Olhar para os dois lados pode indicar um conselho ou uma advertência dada a pessoas mais imprudentes antes de atravessar a rua. Pode também clamar para uma atenção especial que deve ser dada a pontos de vista diferentes. Afinal, o mundo espelha-se em perspectiva e provoca uma leitura multiangular de seus aspectos.

“Olhe para os Dois Lados”, longa de estréia da diretora Sarah Watt, procura abraçar ambas as interpretações. A cena inicial gira em torno de um rapaz que corre atrás de seu cachorro e, distraidamente, é atropelado por um trem. Quem presencia o acidente é Meryl, uma artista plástica que tem o dom de antever situações trágicas, representadas na tela por grafismos e ilustrações. Completam o quadro um homem que descobre que está com câncer e um repórter abalado pela notícia de que sua namorada está grávida.

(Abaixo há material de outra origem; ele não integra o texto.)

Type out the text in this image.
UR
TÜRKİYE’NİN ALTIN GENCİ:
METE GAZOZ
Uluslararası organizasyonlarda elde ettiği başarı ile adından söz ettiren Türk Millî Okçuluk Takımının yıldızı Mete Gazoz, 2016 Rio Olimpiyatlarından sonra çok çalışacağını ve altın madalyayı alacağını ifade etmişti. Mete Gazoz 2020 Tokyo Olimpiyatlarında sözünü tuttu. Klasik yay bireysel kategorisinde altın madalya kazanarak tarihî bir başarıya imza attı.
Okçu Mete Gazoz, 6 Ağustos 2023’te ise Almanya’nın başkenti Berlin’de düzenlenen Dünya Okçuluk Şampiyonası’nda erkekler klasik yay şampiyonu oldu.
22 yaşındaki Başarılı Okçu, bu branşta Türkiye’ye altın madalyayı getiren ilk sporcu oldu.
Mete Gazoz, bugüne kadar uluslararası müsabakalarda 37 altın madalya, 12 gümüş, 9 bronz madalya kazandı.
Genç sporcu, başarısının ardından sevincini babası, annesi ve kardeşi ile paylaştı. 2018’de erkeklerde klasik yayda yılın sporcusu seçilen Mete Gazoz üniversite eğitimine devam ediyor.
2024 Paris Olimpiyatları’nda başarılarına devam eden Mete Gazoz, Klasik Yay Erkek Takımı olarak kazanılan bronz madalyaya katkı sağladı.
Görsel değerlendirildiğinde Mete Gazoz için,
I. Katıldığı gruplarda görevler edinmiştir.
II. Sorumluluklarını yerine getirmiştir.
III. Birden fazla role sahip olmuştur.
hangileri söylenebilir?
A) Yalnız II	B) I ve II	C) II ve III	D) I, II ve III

Essa permissividade lingüística, esse direcionamento democrático que dá liberdade a múltiplos pontos de vista em torno do objeto, nesse caso traz mais problemas do que pluralidades dialéticas. Ir e vir a cenas e a fatos do filme, em diferentes contextos e sob diferentes olhares, é um recurso que vem se desgastando tamanho seu uso no cinema independente. Tradicionalmente o cinema é, em suma, entendido como um projeto de escolhas. A diferença entre o amontoado captado pela câmera e aquilo que de fato é exibido em tela passa, em tese, por um rigoroso crivo de tesouras, onde temos como resultado final a visão de mundo autoral do realizador. Aqui no caso a colcha de retalhos multifacetada reflete uma falta de identidade e falta de entendimento da diretora de seu recorte de mundo. “Olhe para os Dois Lados” é de fato um trabalho pessoal, haja visto que a diretora passou pela experiência de filmes de animação e também um dia recebeu a notícia de que estava com câncer. Mas esses dados dizem muito mais dela do que do filme. A necessidade do vomitório imagético é maior de quem filma do que de quem assiste. Aqui se atira pra tudo quanto é lado, do desenho moderno e fantasioso ao dramalhão tradicional. Essa filosofia tudo ao mesmo tempo agora dilui-se num costurado chocho, sem crença, sem impacto. Olhar para todos os lados antes de filmar é um conselho bastante razoável, mas não aponta de forma alguma o trajeto de sua travessia.